8.3 Security Recommendations
Currently, the security measures taken by Modbus systems are generally inadequate. Here, we refer to information security industry research combined with the specific security issues of industrial control systems to propose some security recommendations that can effectively reduce the threats faced by industrial control systems.
(1) Start from the Source
Vulnerabilities in industrial control networks often arise from implementation processes. If security measures are implemented from the source, involving security design, secure coding, and security testing throughout the entire lifecycle of the Modbus system’s requirements design, development implementation, internal testing, and deployment, it can greatly eliminate security vulnerabilities and reduce the overall security risks of the Modbus system.
(2) Anomaly Behavior Detection
Anomalous behavior indicates potential threats, regardless of whether there are attackers. Therefore, developing dedicated anomaly detection devices for Modbus systems can greatly enhance the security of industrial control networks. For Modbus systems, it is first necessary to analyze the various operational behaviors that exist, describing behaviors using a six-tuple model based on “subject, location, time, access method, operation, object”; then analyzing whether the behavior is anomalous; and ultimately deciding to record or alert.
(3) Security Auditing
The security audit of Modbus involves deep decoding analysis of protocol data, recording key information such as operation time, location, operator, and operational behavior, achieving security audit log recording and auditing functions for the Modbus system, thus providing traceability for security incidents after they occur.

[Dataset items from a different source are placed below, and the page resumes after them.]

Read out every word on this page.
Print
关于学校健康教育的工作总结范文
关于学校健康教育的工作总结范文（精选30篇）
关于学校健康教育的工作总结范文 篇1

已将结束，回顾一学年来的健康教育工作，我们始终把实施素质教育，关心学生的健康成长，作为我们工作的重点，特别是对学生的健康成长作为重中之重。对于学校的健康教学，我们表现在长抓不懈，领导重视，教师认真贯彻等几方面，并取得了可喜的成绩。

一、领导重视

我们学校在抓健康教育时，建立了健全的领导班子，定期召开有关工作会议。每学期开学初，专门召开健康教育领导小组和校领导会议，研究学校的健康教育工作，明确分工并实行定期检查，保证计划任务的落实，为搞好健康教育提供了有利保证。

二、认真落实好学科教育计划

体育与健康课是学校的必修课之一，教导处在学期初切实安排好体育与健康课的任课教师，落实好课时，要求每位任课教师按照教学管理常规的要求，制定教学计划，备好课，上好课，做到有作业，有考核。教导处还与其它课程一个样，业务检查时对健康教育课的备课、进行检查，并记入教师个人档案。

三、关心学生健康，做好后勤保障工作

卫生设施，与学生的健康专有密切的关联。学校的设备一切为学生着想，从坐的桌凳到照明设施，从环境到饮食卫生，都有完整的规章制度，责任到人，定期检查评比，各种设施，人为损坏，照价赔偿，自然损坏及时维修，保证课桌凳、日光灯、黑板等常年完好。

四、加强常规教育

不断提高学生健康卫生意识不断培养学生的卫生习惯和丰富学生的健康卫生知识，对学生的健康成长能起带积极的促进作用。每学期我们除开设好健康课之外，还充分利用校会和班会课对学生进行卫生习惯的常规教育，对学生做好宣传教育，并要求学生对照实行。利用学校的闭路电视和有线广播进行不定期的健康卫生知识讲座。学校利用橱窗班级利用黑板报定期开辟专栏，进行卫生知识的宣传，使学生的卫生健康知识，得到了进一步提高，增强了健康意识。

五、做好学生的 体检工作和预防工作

(4) Use Network Security Devices
Utilize intrusion prevention systems and firewalls as network security devices. A firewall is a serial device that, through settings, only allows specific addresses to access the server and prohibits external addresses from accessing the Modbus server, effectively preventing external intrusions; intrusion prevention devices can analyze specific operational content of the Modbus protocol, effectively detecting and blocking various abnormal operations and penetration attacks from both internal and external sources, providing protection for the internal network.